None of this resolved the validation issue.
Did you spot the issue yet?
If you guessed the file was too short, you are an excellent debugger! For those that just want to enjoy the show, I tried adding a second line to the file as follows:
{"prompt": "How is the weather today? PROMPT_STOP", "completion": " I stuck my head out the window and froze my ears off. It's -20 degrees celcius, or -45 with the windchill! What did you expect in a Canadian winter, eh?"}
{"prompt": "How's today's weather looking? PROMPT_STOP", "completion": " Whew, I wish you waited until it was warmer before asking. I bundled up in my mittens and touque and darm near didn't make it back alive. It's -25 degrees celcius now, or -50 with the windchill! Even worse than yesterday. We should visit California today, eh?"}
And now openai tools fine_tunes.prepare_data -f ./canadian-weather-multiline.jsonl
was happy and provided some good feedback on this file.

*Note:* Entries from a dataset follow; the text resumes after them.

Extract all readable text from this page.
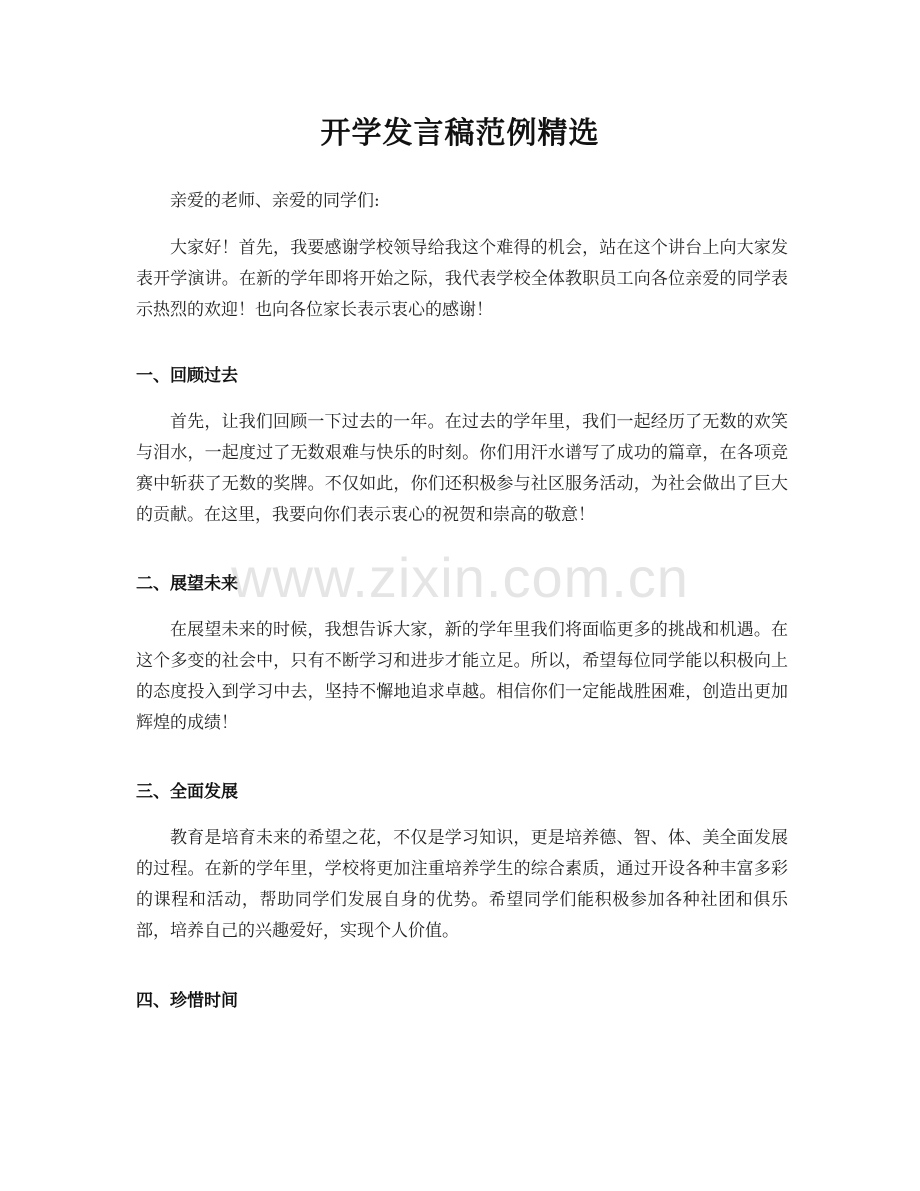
开学发言稿范例精选

亲爱的老师、亲爱的同学们:

大家好！首先，我要感谢学校领导给我这个难得的机会，站在这个讲台上向大家发表开学演讲。在新的学年即将开始之际，我代表学校全体教职员工向各位亲爱的同学表示热烈的欢迎！也向各位家长表示衷心的感谢！

一、回顾过去

首先，让我们回顾一下过去的一年。在过去的学年里，我们一起经历了无数的欢笑与泪水，一起度过了无数艰难与快乐的时刻。你们用汗水谱写了成功的篇章，在各项竞赛中斩获了无数的奖牌。不仅如此，你们还积极参与社区服务活动，为社会做出了巨大的贡献。在这里，我要向你们表示衷心的祝贺和崇高的敬意！

二、展望未来

在展望未来的时候，我想告诉大家，新的学年里我们将面临更多的挑战和机遇。在这个多变的社会中，只有不断学习和进步才能立足。所以，希望每位同学能以积极向上的态度投入到学习中去，坚持不懈地追求卓越。相信你们一定能战胜困难，创造出更加辉煌的成绩！

三、全面发展

教育是培育未来的希望之花，不仅是学习知识，更是培养德、智、体、美全面发展的过程。在新的学年里，学校将更加注重培养学生的综合素质，通过开设各种丰富多彩的课程和活动，帮助同学们发展自身的优势。希望同学们能积极参加各种社团和俱乐部，培养自己的兴趣爱好，实现个人价值。

四、珍惜时间
www.zixin.com.cn
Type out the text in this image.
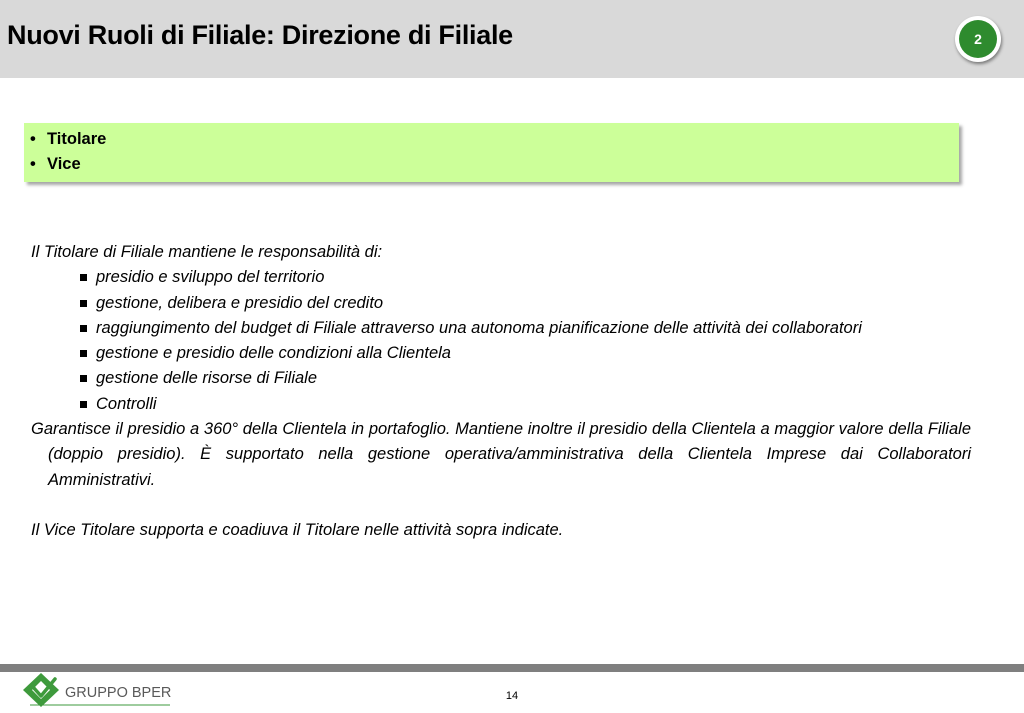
Nuovi Ruoli di Filiale: Direzione di Filiale	2
• Titolare
• Vice

Il Titolare di Filiale mantiene le responsabilità di:

presidio e sviluppo del territorio
gestione, delibera e presidio del credito
raggiungimento del budget di Filiale attraverso una autonoma pianificazione delle attività dei collaboratori
gestione e presidio delle condizioni alla Clientela
gestione delle risorse di Filiale
Controlli

Garantisce il presidio a 360° della Clientela in portafoglio. Mantiene inoltre il presidio della Clientela a maggior valore della Filiale (doppio presidio). È supportato nella gestione operativa/amministrativa della Clientela Imprese dai Collaboratori Amministrativi.

Il Vice Titolare supporta e coadiuva il Titolare nelle attività sopra indicate.

GRUPPO BPER	14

❯ openai tools fine_tunes.prepare_data -f ./canadian-weather-multiline.jsonl
Analyzing...
- Your file contains 2 prompt-completion pairs. In general, we recommend having at least a few hundred examples. We've found that performance tends to linearly increase for every doubling of the number of examples
- More than a third of your `prompt` column/key is uppercase. Uppercase prompts tends to perform worse than a mixture of case encountered in normal language. We recommend to lower case the data if that makes sense in your domain. See https://beta.openai.com/docs/guides/fine-tuning/preparing-your-dataset for more details
- All prompts end with suffix `? PROMPT_STOP`. This suffix seems very long. Consider replacing with a shorter suffix, such as ` ->`
- All prompts start with prefix `How`
- All completions end with suffix `, eh?`
Based on the analysis we will perform the following actions:
- [Recommended] Lowercase all your data in column/key `prompt` [Y/n]:
After making the recommended changes I ended up with this dataset file:
{"prompt": "How is the weather today? ->", "completion": " I stuck my head out the window and froze my ears off. It's -20 degrees celcius, or -45 with the windchill! What did you expect in a Canadian winter, eh?"}
{"prompt": "How's today's weather looking? ->", "completion": " Whew, I wish you waited until it was warmer before asking. I bundled up in my mittens and touque and darm near didn't make it back alive. It's -25 degrees celcius now, or -50 with the windchill! Even worse than yesterday. We should visit California today, eh friend?"}
This passed all the checks so I’ve proceeded to the fine_tunes.create
step for creating my Bob & Doug Mckenzie weather service.
Hopefully this saves others some trouble and provides some additional perspective to the validation team. Starting with a single prompt seemed like a great starting point before scaling things up. It wasn’t a bad idea, but for now at least, start with two entries.